Anyway, magic powers are great for things like crushing automobiles and flying around and killing spiders, so surely Andrew can just float a few pills into his pocket, right? Yes, right! But no, because Poor People are Terrible, so it's time to Occupy Seattle with a Black Bloc of one. Andrew is conveniently burned over half his body because ugly==evil and Matt's a dreamboat whose own class anxieties and personal insecurities have now all safely been poured into Casey's vagina. (Anxieties and insecurities are stored in semen, btw, thus the insulting term "wanker." Andrew's conflation of semen and vomit is both his queering and his undoing.) Matt does a little TCB, but is properly anguished about it, and the end is quite interesting, actually. Chronicle shifts from SF to teen romp to horror pretty quickly and expertly, and the home-cam conceit does serve to keep the budget down and the optical effects cool. Matt and Andrew's occasionally close, occasionally distant relationship is very believable, as is the art direction around Andrew's house. The domestic stuff hits melodrama at just the wrong moment, but by then the film is pretty much over, so it's cool.
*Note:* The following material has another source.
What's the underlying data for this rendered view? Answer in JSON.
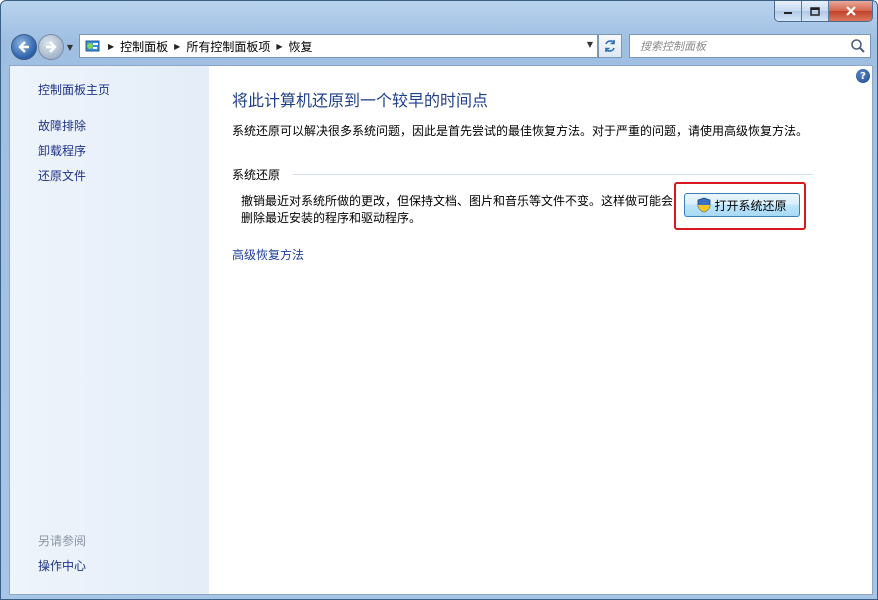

Plus, like most horror movies, the Terrible Person in Chronicle can be counter-read as a tragic hero. (The coda with Matt talking to the camera actually helps cement this.) Why do you think acne-covered teen nerds love Jason and Freddie? Yes, they are terrible. Yes, we are terrible. And formidable. So there's a dual message—Poor People Are Terrible is one.
Rich People, Beware Your Own Complacency is two.